Main topics in the course will be (1) supervised learning (regression and classification, but with a strong focus on the latter); (2) model selection; (3) basic clustering; basic optimization.The methods discussed will include various classical and state-of-the-art classification methods: LDA (1930s), naive Bayes, perceptrons (1960s), decision trees (1980s), logistic regression, boosting and support vector machines (2000s), neural networks and deep learning. We explain interrelations between these methods and analyze their behaviour. As for model selection, we again consider both classical and state of the art methods including various forms of cross-validation, Ridge, Lasso and other L1- methods. As to clustering, we consider the classic k-means and EM methods. For optimization, we will cover stochastic gradient descent, which is the most widely used method to train neural networks.

See www.timvanerven.nl/teaching/statlearn2017/ for detailed course information.

## Prerequisites

• Familiarity with least squares linear regression

• Ability to program in R or Python

## Course objectives

An introduction to Statistical Learning

## Time Table

For the course days, course location and class hours check the Time Table under the tab “StatSci Students -> Program Schedule” at http://www.math.leidenuniv.nl/statisticalscience

## Mode of Instruction

Lectures and computer practicals.

## Assesssment method

• A written open-book exam (50%)

• Two assignments (each 25%)

It is required to have a passing score both for the assignments and for the exam. This means at least a 5.5 average for the assignments and a 5.5 for the exam.

Both homework assignments involve setting up some experiments in R or Python, experimenting, and writing a short report about the results. Discussing the problems with other students is encouraged, but every participant must do their own experiments and write a report on their own.

Date information about the exam and resit can be found in the Time Table pdf document under the tab “Masters Programme” at http://www.math.leidenuniv.nl/statscience. The room and building for the exam will be announced on the electronic billboard, to be found at the opposite of the entrance, the content can also be viewed here http://info.liacs.nl/math/.

• T. Hastie, R. Tibshirani, J. Friedman, The Elements of Statistical Learning, 2nd edition, 2009.

• Handouts of some (very few) papers and about optimization

## Registration

Enroll in Blackboard for the course materials and course updates.

To be able to obtain a grade and the ECTS for the course, sign up for the (re-)exam in uSis ten calendar days before the actual (re-)exam will take place.
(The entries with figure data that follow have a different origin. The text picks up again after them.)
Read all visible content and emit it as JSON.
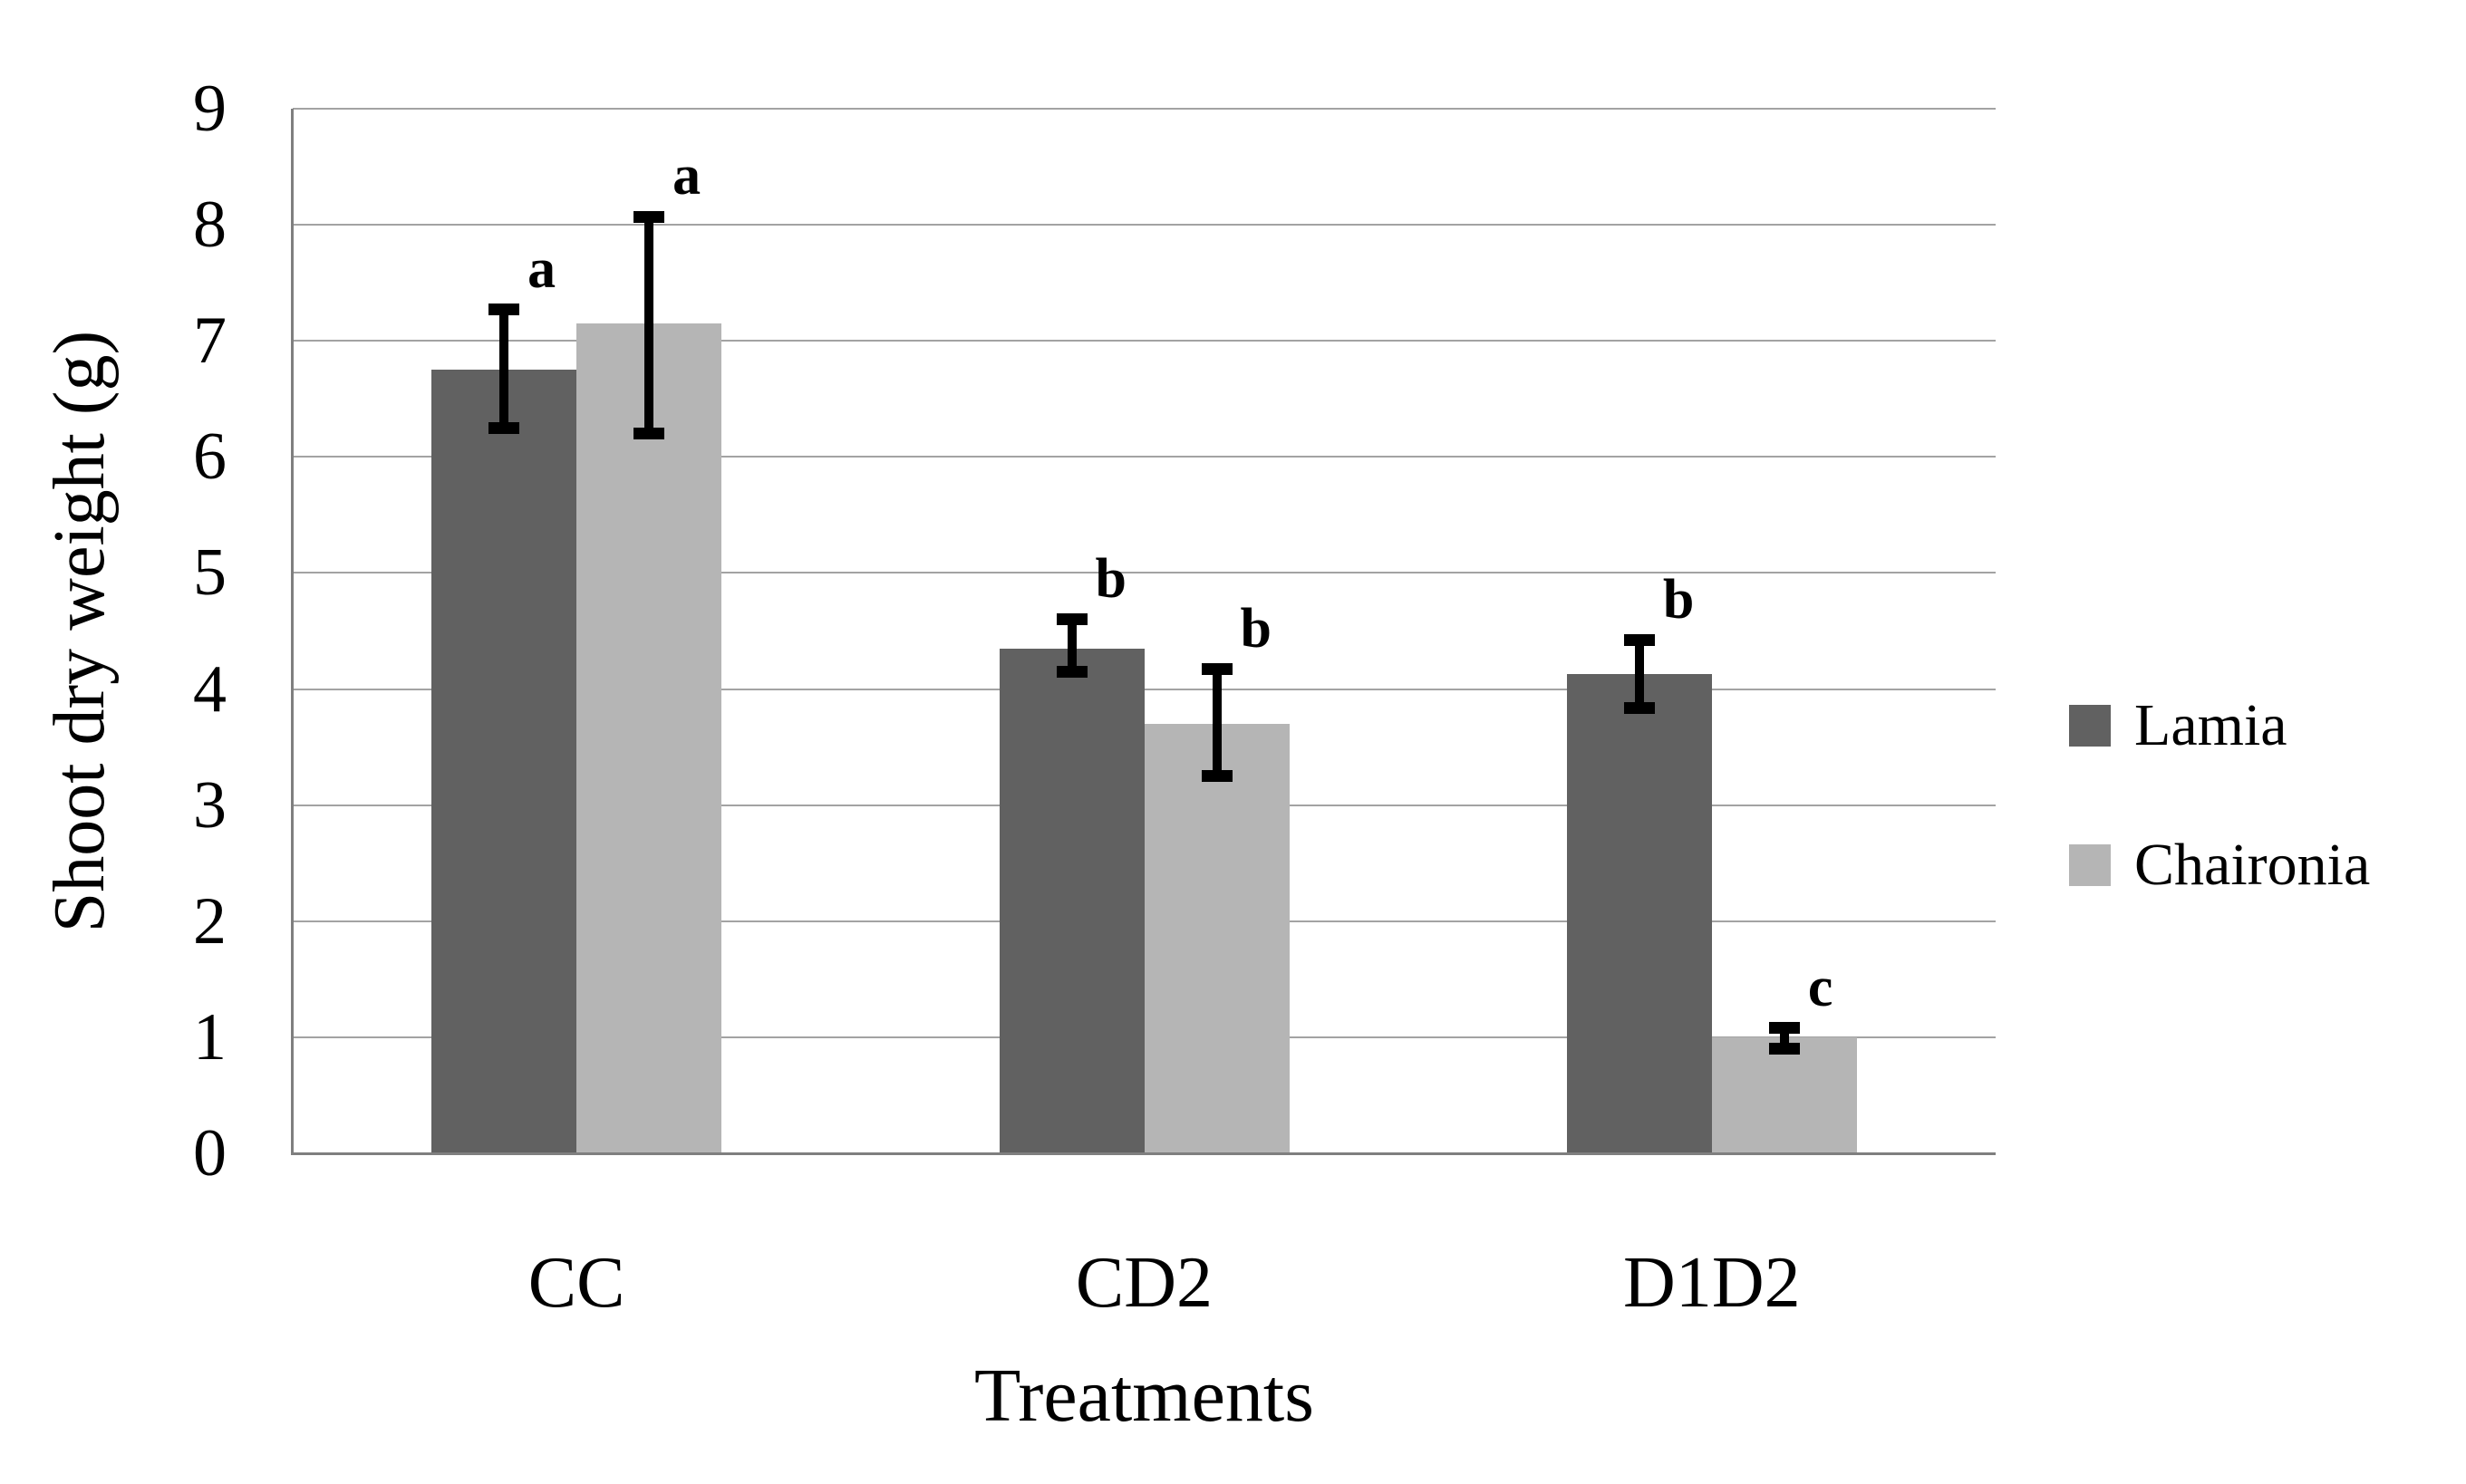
{
  "figure": {
    "background": "#ffffff"
  },
  "chart_data": {
    "type": "bar",
    "title": "",
    "xlabel": "Treatments",
    "ylabel": "Shoot dry weight (g)",
    "categories": [
      "CC",
      "CD2",
      "D1D2"
    ],
    "series": [
      {
        "name": "Lamia",
        "color": "#616161",
        "values": [
          6.75,
          4.35,
          4.13
        ],
        "error_low": [
          6.25,
          4.15,
          3.84
        ],
        "error_high": [
          7.27,
          4.6,
          4.42
        ],
        "sig_letters": [
          "a",
          "b",
          "b"
        ]
      },
      {
        "name": "Chaironia",
        "color": "#b5b5b5",
        "values": [
          7.15,
          3.7,
          1.0
        ],
        "error_low": [
          6.2,
          3.25,
          0.9
        ],
        "error_high": [
          8.07,
          4.17,
          1.08
        ],
        "sig_letters": [
          "a",
          "b",
          "c"
        ]
      }
    ],
    "ylim": [
      0,
      9
    ],
    "yticks": [
      0,
      1,
      2,
      3,
      4,
      5,
      6,
      7,
      8,
      9
    ],
    "grid": true,
    "legend_position": "right",
    "error_bar_color": "#000000",
    "gridline_color": "#a3a3a3",
    "axis_color": "#7f7f7f"
  }
}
Note, the student is expected to participate actively in all activities of the program and therefore uses and registers for the first exam opportunity.

Exchange and Study Abroad students, please see the Prospective students website for information on how to apply.

## Contact information

Tim van Erven: tim@timvanerven.nl

## Remarks

• This is an elective course in the Master’s programme of the specialisation Statistical Science for the Life & Behavioural sciences.